I was exploring network packets with termshark on macOS 15.6 (Apple M4), prompting Claude to provide me some interesting queries that can I apply on the packet capture stream to learn some fascinating concepts. On filtering the packet stream with the query dns.qry.name contains ".com", I was able to filter DNS packets with queries for domain names containing .com in them.

termshark provides a drill-down view of each packet, revealing protocols used at each layer of TCP/IP or OSI model during the packet transfer. The following protocols are used:

  1. DNS (Domain Name System) at application-layer (layer 7) defines queries, answers, and their properties
  2. UDP (User Datagram Protocol) at transport-layer (layer 4) defines parameters for end-to-end delivery of the payload
  3. IP (Internet Protocol) at networking-layer (layer 3) defines addressing and routing information
  4. Ethernet at the data-link and physical-layer (layer 1 and 2) is the closest to the physical medium

As I use Wi-Fi (WLAN) to connect my Mac to the router for an internet connection, I was expecting an IEEE 802.11 frame in the view above. Ethernet is for wired connections and I was not expecting it in the DNS packet drill-down.
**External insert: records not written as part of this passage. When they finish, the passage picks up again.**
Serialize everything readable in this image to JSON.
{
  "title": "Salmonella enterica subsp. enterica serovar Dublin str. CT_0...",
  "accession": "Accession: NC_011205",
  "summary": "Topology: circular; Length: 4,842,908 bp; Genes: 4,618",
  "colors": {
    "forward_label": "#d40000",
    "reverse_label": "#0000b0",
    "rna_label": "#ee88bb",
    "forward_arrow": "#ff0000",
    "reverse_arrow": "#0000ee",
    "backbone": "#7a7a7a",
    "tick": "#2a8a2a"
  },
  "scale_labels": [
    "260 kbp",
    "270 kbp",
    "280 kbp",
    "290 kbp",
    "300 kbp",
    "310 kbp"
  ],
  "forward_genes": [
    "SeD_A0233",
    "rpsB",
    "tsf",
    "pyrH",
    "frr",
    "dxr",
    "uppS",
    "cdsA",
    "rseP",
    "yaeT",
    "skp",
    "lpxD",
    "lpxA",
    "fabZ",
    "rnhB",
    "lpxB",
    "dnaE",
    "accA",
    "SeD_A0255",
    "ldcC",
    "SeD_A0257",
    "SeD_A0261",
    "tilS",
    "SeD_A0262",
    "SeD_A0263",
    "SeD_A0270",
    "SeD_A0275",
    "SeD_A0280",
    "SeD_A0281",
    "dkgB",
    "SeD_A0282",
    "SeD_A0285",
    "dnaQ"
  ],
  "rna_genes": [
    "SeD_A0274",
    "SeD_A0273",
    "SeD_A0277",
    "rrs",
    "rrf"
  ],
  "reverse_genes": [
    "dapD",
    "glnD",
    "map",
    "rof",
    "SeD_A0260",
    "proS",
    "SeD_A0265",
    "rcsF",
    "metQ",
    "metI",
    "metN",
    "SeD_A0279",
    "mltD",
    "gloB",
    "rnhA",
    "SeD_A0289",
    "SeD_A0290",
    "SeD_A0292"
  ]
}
As it turns out, the Wi-Fi network driver does use the IEEE 802.11 protocol to transfer bits across the medium i.e. from my Mac to the router wirelessly. When the network driver passes the data to the operating-system, it converts them to Ethernet frames. Wireshark or termshark operate at the same abstraction level as that of the OS, and hence they view only Ethernet frames even if the underlying data was transferred with IEEE 802.11.

As Wi-Fi (WLAN, wireless LAN) was introduced after Ethernet, the network driver for Wi-Fi had to perform this frame conversion to avoid modifications in the operating system code necessary to understand IEEE 802.11 frames. This also made the network driver compatible with many other operating systems as there was no need to write additional code for parsing IEEE 802.11 payloads.